Nach der produktiven Klausur auf der Wartburg (für 10 Monate) gibt es Unruhen genug, um die Aufmerksamkeit der großen Politik zu binden. Bauernkrieg, Ritteraufstand und die Türken vor Wien lenken von Dr. Luther ab, der seine öffentlichen Ämter in vielfältiger Weise wahrnimmt. Er wird als Distriktsvikar seines Ordens, im Universitätsdienst, als Ratgeber, Vermittler und Gutachter gefordert. Und er nimmt mäßigend Einfluss auf Unruhen, die seine Lehre teils nur als Vorwand für ungezügeltes Freiheitstreben benutzen. Die Reformation kann sich in dem Jahrzehnt seit Worms formieren.

1530 wird es noch einmal brenzlig. Acht und Bann sind nicht aufgehoben.
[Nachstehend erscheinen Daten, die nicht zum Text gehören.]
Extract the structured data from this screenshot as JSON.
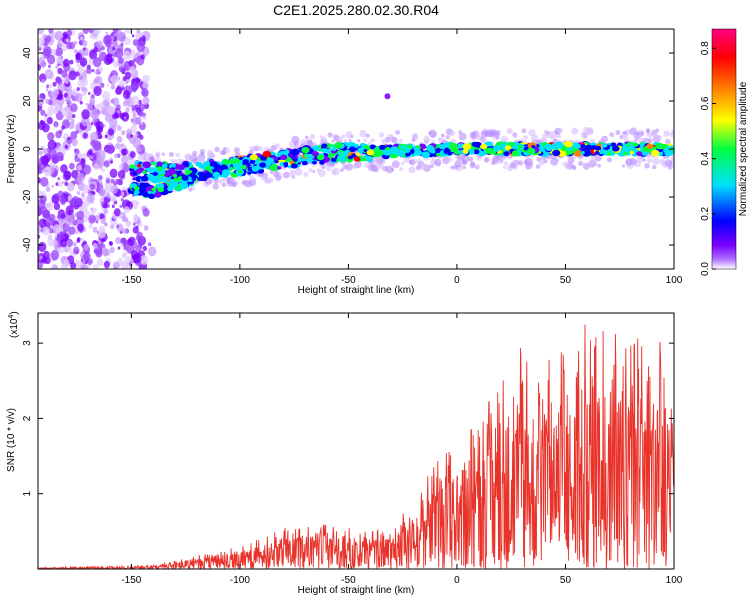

Nach zwei Reichstagen steht in Augsburg erneut die Konfessionsfrage an. Luther muss wieder monatelang abtauchen und versucht, von der Veste Coburg aus Einfluss geltend zu machen. Dem Freund Melanchthon gelingt eine Kompromissformel, Confessio Augustana . Doch Frieden bis zu seinem Tod erlebt Luther wohl eher dank den Wirren der großen Politik.

Die Pflicht ruft den gelehrten Professor Anfang 1546 nach Eisleben. Seit 20 Jahren krank und oft schlecht zurecht, folgt er doch dem Ruf und stirbt am 18. Februar in seiner Geburtsstadt mit den Worten "Wir sind Bettler. Das ist wahr!" Die Welt um ihn herum behandelt ihn weniger bescheiden. Ein Geleitzug von 50 Reitern bringt den Leichnam nach Wittenberg, wo er vier Tage später in der Schlosskirche beigesetzt wird.